Si l’on a réussi à raffiner l’extérieur, le travail accompli à l’intérieur est encore plus abouti, tellement que l’on croirait être à bord d’un modèle de luxe. On est loin d’un habitacle bas de gamme, notamment en raison de l’utilisation de matériaux souples sur le tableau de bord et de la superposition des différentes composantes. Quelle belle intégration, le tout semble sculpté! La partie basse du tableau de bord intègre le nouveau bac eBin, un compartiment comportant une prise USB et deux prises 12 volts. L’innovation tient au fait que l’on peut rabattre un couvercle souple qui masque les fils et sur lequel on peut placer les appareils électroniques en toute sécurité.

C’est tout aussi intéressant au chapitre de l’instrumentation avec une présentation moderne qui utilise un affichage aux DEL. Tout est facile à lire et l’ergonomie est sans faute. On a eu la bonne idée de conserver les commandes les plus manipulées simples et accessibles, et de réserver les fonctions plus avancées à un système multifonction doté d’un écran tactile. Du reste, les sièges favorisent le confort en laissant un peu trop de côté le maintien, comme c’est bien souvent le cas chez Toyota.

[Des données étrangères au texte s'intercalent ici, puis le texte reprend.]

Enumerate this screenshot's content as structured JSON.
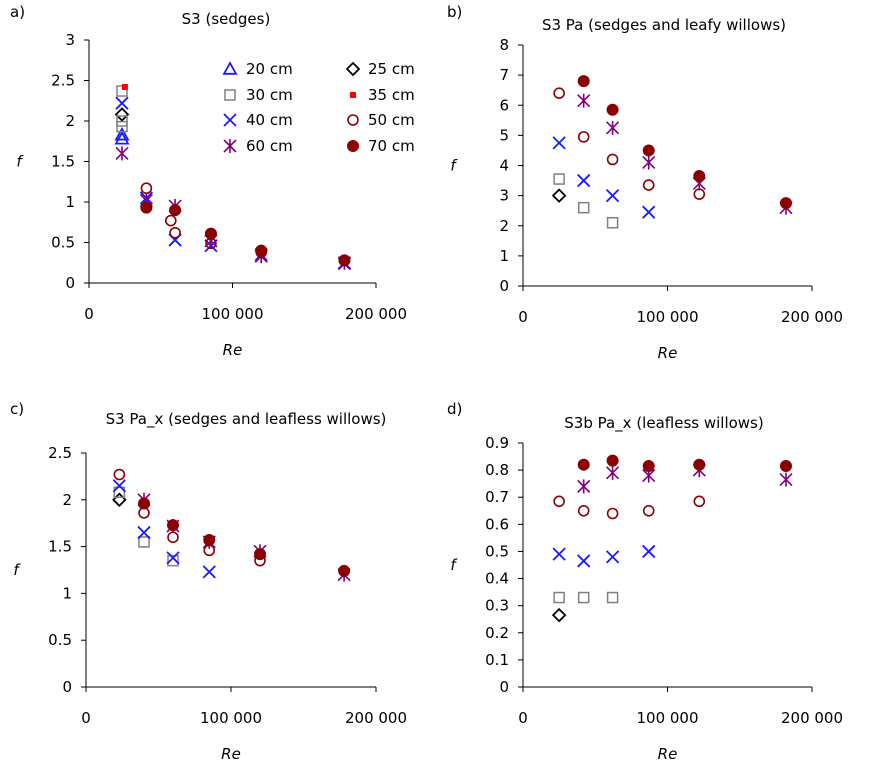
{
  "legend": {
    "entries": [
      {
        "label": "20 cm",
        "marker": "triangle"
      },
      {
        "label": "25 cm",
        "marker": "diamond"
      },
      {
        "label": "30 cm",
        "marker": "square"
      },
      {
        "label": "35 cm",
        "marker": "dash"
      },
      {
        "label": "40 cm",
        "marker": "x"
      },
      {
        "label": "50 cm",
        "marker": "circle-open"
      },
      {
        "label": "60 cm",
        "marker": "star"
      },
      {
        "label": "70 cm",
        "marker": "circle-filled"
      }
    ]
  },
  "colors": {
    "20 cm": "#1a1aff",
    "25 cm": "#000000",
    "30 cm": "#808080",
    "35 cm": "#ff0000",
    "40 cm": "#1a1aff",
    "50 cm": "#8b0000",
    "60 cm": "#800080",
    "70 cm": "#8b0000"
  },
  "chart_data": [
    {
      "panel": "a)",
      "type": "scatter",
      "title": "S3 (sedges)",
      "xlabel": "Re",
      "ylabel": "f",
      "xlim": [
        0,
        200000
      ],
      "ylim": [
        0,
        3
      ],
      "xticks": [
        0,
        100000,
        200000
      ],
      "xtick_labels": [
        "0",
        "100 000",
        "200 000"
      ],
      "yticks": [
        0,
        0.5,
        1,
        1.5,
        2,
        2.5,
        3
      ],
      "ytick_labels": [
        "0",
        "0.5",
        "1",
        "1.5",
        "2",
        "2.5",
        "3"
      ],
      "series": [
        {
          "name": "20 cm",
          "points": [
            [
              23000,
              1.83
            ],
            [
              23000,
              1.78
            ]
          ]
        },
        {
          "name": "25 cm",
          "points": [
            [
              23000,
              2.08
            ]
          ]
        },
        {
          "name": "30 cm",
          "points": [
            [
              23000,
              2.37
            ],
            [
              23000,
              2.0
            ],
            [
              23000,
              1.93
            ]
          ]
        },
        {
          "name": "35 cm",
          "points": [
            [
              25000,
              2.42
            ]
          ]
        },
        {
          "name": "40 cm",
          "points": [
            [
              23000,
              2.22
            ],
            [
              40000,
              1.05
            ],
            [
              60000,
              0.53
            ],
            [
              85000,
              0.46
            ],
            [
              120000,
              0.35
            ],
            [
              178000,
              0.24
            ]
          ]
        },
        {
          "name": "50 cm",
          "points": [
            [
              40000,
              1.17
            ],
            [
              57000,
              0.77
            ],
            [
              60000,
              0.62
            ],
            [
              85000,
              0.49
            ],
            [
              120000,
              0.38
            ],
            [
              178000,
              0.28
            ]
          ]
        },
        {
          "name": "60 cm",
          "points": [
            [
              23000,
              1.6
            ],
            [
              40000,
              1.02
            ],
            [
              60000,
              0.95
            ],
            [
              85000,
              0.52
            ],
            [
              120000,
              0.33
            ],
            [
              178000,
              0.25
            ]
          ]
        },
        {
          "name": "70 cm",
          "points": [
            [
              40000,
              0.93
            ],
            [
              60000,
              0.9
            ],
            [
              85000,
              0.61
            ],
            [
              120000,
              0.4
            ],
            [
              178000,
              0.28
            ]
          ]
        }
      ]
    },
    {
      "panel": "b)",
      "type": "scatter",
      "title": "S3 Pa (sedges and leafy willows)",
      "xlabel": "Re",
      "ylabel": "f",
      "xlim": [
        0,
        200000
      ],
      "ylim": [
        0,
        8
      ],
      "xticks": [
        0,
        100000,
        200000
      ],
      "xtick_labels": [
        "0",
        "100 000",
        "200 000"
      ],
      "yticks": [
        0,
        1,
        2,
        3,
        4,
        5,
        6,
        7,
        8
      ],
      "ytick_labels": [
        "0",
        "1",
        "2",
        "3",
        "4",
        "5",
        "6",
        "7",
        "8"
      ],
      "series": [
        {
          "name": "25 cm",
          "points": [
            [
              25000,
              3.0
            ]
          ]
        },
        {
          "name": "30 cm",
          "points": [
            [
              25000,
              3.55
            ],
            [
              42000,
              2.6
            ],
            [
              62000,
              2.1
            ]
          ]
        },
        {
          "name": "40 cm",
          "points": [
            [
              25000,
              4.75
            ],
            [
              42000,
              3.5
            ],
            [
              62000,
              3.0
            ],
            [
              87000,
              2.45
            ]
          ]
        },
        {
          "name": "50 cm",
          "points": [
            [
              25000,
              6.4
            ],
            [
              42000,
              4.95
            ],
            [
              62000,
              4.2
            ],
            [
              87000,
              3.35
            ],
            [
              122000,
              3.05
            ]
          ]
        },
        {
          "name": "60 cm",
          "points": [
            [
              42000,
              6.15
            ],
            [
              62000,
              5.25
            ],
            [
              87000,
              4.1
            ],
            [
              122000,
              3.4
            ],
            [
              182000,
              2.6
            ]
          ]
        },
        {
          "name": "70 cm",
          "points": [
            [
              42000,
              6.8
            ],
            [
              62000,
              5.85
            ],
            [
              87000,
              4.5
            ],
            [
              122000,
              3.65
            ],
            [
              182000,
              2.75
            ]
          ]
        }
      ]
    },
    {
      "panel": "c)",
      "type": "scatter",
      "title": "S3 Pa_x (sedges and leafless willows)",
      "xlabel": "Re",
      "ylabel": "f",
      "xlim": [
        0,
        200000
      ],
      "ylim": [
        0,
        2.5
      ],
      "xticks": [
        0,
        100000,
        200000
      ],
      "xtick_labels": [
        "0",
        "100 000",
        "200 000"
      ],
      "yticks": [
        0,
        0.5,
        1,
        1.5,
        2,
        2.5
      ],
      "ytick_labels": [
        "0",
        "0.5",
        "1",
        "1.5",
        "2",
        "2.5"
      ],
      "series": [
        {
          "name": "25 cm",
          "points": [
            [
              23000,
              2.0
            ]
          ]
        },
        {
          "name": "30 cm",
          "points": [
            [
              23000,
              2.08
            ],
            [
              40000,
              1.55
            ],
            [
              60000,
              1.35
            ]
          ]
        },
        {
          "name": "40 cm",
          "points": [
            [
              23000,
              2.15
            ],
            [
              40000,
              1.65
            ],
            [
              60000,
              1.38
            ],
            [
              85000,
              1.23
            ]
          ]
        },
        {
          "name": "50 cm",
          "points": [
            [
              23000,
              2.27
            ],
            [
              40000,
              1.86
            ],
            [
              60000,
              1.6
            ],
            [
              85000,
              1.46
            ],
            [
              120000,
              1.35
            ]
          ]
        },
        {
          "name": "60 cm",
          "points": [
            [
              40000,
              2.0
            ],
            [
              60000,
              1.72
            ],
            [
              85000,
              1.55
            ],
            [
              120000,
              1.45
            ],
            [
              178000,
              1.2
            ]
          ]
        },
        {
          "name": "70 cm",
          "points": [
            [
              40000,
              1.96
            ],
            [
              60000,
              1.73
            ],
            [
              85000,
              1.57
            ],
            [
              120000,
              1.42
            ],
            [
              178000,
              1.24
            ]
          ]
        }
      ]
    },
    {
      "panel": "d)",
      "type": "scatter",
      "title": "S3b Pa_x (leafless willows)",
      "xlabel": "Re",
      "ylabel": "f",
      "xlim": [
        0,
        200000
      ],
      "ylim": [
        0,
        0.9
      ],
      "xticks": [
        0,
        100000,
        200000
      ],
      "xtick_labels": [
        "0",
        "100 000",
        "200 000"
      ],
      "yticks": [
        0,
        0.1,
        0.2,
        0.3,
        0.4,
        0.5,
        0.6,
        0.7,
        0.8,
        0.9
      ],
      "ytick_labels": [
        "0",
        "0.1",
        "0.2",
        "0.3",
        "0.4",
        "0.5",
        "0.6",
        "0.7",
        "0.8",
        "0.9"
      ],
      "series": [
        {
          "name": "25 cm",
          "points": [
            [
              25000,
              0.265
            ]
          ]
        },
        {
          "name": "30 cm",
          "points": [
            [
              25000,
              0.33
            ],
            [
              42000,
              0.33
            ],
            [
              62000,
              0.33
            ]
          ]
        },
        {
          "name": "40 cm",
          "points": [
            [
              25000,
              0.49
            ],
            [
              42000,
              0.465
            ],
            [
              62000,
              0.48
            ],
            [
              87000,
              0.5
            ]
          ]
        },
        {
          "name": "50 cm",
          "points": [
            [
              25000,
              0.685
            ],
            [
              42000,
              0.65
            ],
            [
              62000,
              0.64
            ],
            [
              87000,
              0.65
            ],
            [
              122000,
              0.685
            ]
          ]
        },
        {
          "name": "60 cm",
          "points": [
            [
              42000,
              0.74
            ],
            [
              62000,
              0.79
            ],
            [
              87000,
              0.78
            ],
            [
              122000,
              0.8
            ],
            [
              182000,
              0.765
            ]
          ]
        },
        {
          "name": "70 cm",
          "points": [
            [
              42000,
              0.82
            ],
            [
              62000,
              0.835
            ],
            [
              87000,
              0.815
            ],
            [
              122000,
              0.82
            ],
            [
              182000,
              0.815
            ]
          ]
        }
      ]
    }
  ]
}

Un peu plus dynamique qu’avant

Côté mécanique, l’Avalon dispose sous le capot d’un moteur bien connu chez Toyota, le V6 de 3,5 litres, produisant 268 chevaux pour un couple de 248 lb-pi. Il transmet son énergie aux roues avant par le biais d’une transmission automatique à six rapports. Sans être surpuissant (on ne se lance pas à la chasse aux berlines sport!) ce moteur est bien adapté à la voiture. Il livre des performances décentes et l’on obtient amplement de puissance en accélération ou lorsque vient le temps de dépasser un autre véhicule. Il est aussi relativement économique.

Malgré qu’on ait légèrement rehaussé sa sportivité, le comportement de l’Avalon demeure fidèle à ses origines et maximise avant tout le confort sur la route. La voiture hérite depuis 2013 d’une direction électrique qui, bien souvent, réduit la sensation de conduite, mais dans le cas de l’Avalon, elle est calibrée de façon à minimiser cet effet. Histoire de modifier la conduite selon vos gouts, on a ajouté trois modes : Normal, ECO et Sport, qui changent notamment les réglages de l’accélérateur et de la direction.

Si la nouvelle Avalon est si proche d’une Lexus en termes de qualité, de style, de mécanique et de conduite, pourquoi la choisir plutôt que de se présenter chez Lexus? Pour deux raisons, la première étant de posséder une Toyota haut de gamme, l’autre, d’épargner environ 3 000 $.